By the mid-80s the introduction of new software development methods and
the rapid acceptance of the SQL database was changing the way such
software was developed. Now developers typically linked together
several pieces of existing software, as opposed to developing
everything from scratch. In this market the question of which machine
was the "best" changed; it was no longer the machine with the best
price/performance ratio or service contracts, but the one that ran all
of the third-party software you intended to use.
This change forced changes on the hardware vendors as well. Formerly
almost all computer companies attempted to make their machines
different enough that when their customers sought a more powerful
machine, it was often cheaper to buy another from the same company.
This was known as "vendor lock-in", which helped guarantee future sales
even though the customers detested it.
With the change in software development, combined with new generations
of commodity processors that could match the performance of low-end
minicomputers, lock-in was no longer working. When forced to make a
decision, it was often cheaper for the users to simply throw out all of
their existing machinery and buy a microcomputer product instead. If
this was not the case "now", it certainly appeared it would be within a
generation or two of Moore's Law.
In 1988 two company directors put together a report showing that if the
company was to continue existing in the future, DG would have to either
invest heavily in software to compete with new applications being
delivered by IBM and DEC on their machines, or alternately exit the
proprietary hardware business entirely.
Thomas West's report outlined these changes in the marketplace, and
suggested that the customer was going to win the fight over lock-in.

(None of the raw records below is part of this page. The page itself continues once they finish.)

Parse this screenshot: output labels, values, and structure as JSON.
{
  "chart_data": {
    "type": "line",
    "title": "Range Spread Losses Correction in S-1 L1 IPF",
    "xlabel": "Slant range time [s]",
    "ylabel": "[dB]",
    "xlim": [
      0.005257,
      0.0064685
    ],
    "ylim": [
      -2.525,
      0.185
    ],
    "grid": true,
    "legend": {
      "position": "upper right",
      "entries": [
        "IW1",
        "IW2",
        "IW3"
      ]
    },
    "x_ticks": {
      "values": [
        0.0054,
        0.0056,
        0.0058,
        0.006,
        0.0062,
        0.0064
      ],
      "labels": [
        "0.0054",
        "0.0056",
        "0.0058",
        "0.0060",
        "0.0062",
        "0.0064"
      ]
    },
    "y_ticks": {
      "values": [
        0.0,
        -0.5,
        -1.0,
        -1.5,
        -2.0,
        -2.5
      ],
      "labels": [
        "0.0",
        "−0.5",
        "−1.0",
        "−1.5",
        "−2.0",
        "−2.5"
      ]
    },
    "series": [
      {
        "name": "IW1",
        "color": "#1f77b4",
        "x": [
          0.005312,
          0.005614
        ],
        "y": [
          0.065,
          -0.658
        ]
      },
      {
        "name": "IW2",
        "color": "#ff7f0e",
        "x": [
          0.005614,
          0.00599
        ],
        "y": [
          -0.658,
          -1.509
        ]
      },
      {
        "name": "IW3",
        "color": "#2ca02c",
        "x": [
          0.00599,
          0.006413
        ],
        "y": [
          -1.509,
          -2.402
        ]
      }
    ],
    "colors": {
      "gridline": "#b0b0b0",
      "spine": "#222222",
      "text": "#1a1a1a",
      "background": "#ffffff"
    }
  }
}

They also outlined a different solution: instead of trying to compete
against the much larger IBM and DEC, they suggested that since the user
no longer cared about the hardware as much as software, DG could
deliver the best "commodity" machines instead.
"Specifically", the
report stated, "DG should examine the Unix market,
where all of the needed software already exists, and see if DG can
provide compelling Unix solutions." Now the customer could run any
software they wished as long as it ran on Unix, and by the early 1990s,
everything did. As long as DG's machines outperformed the competition,
their customers would return because they liked the machines, not
because they were forced; lock-in was over.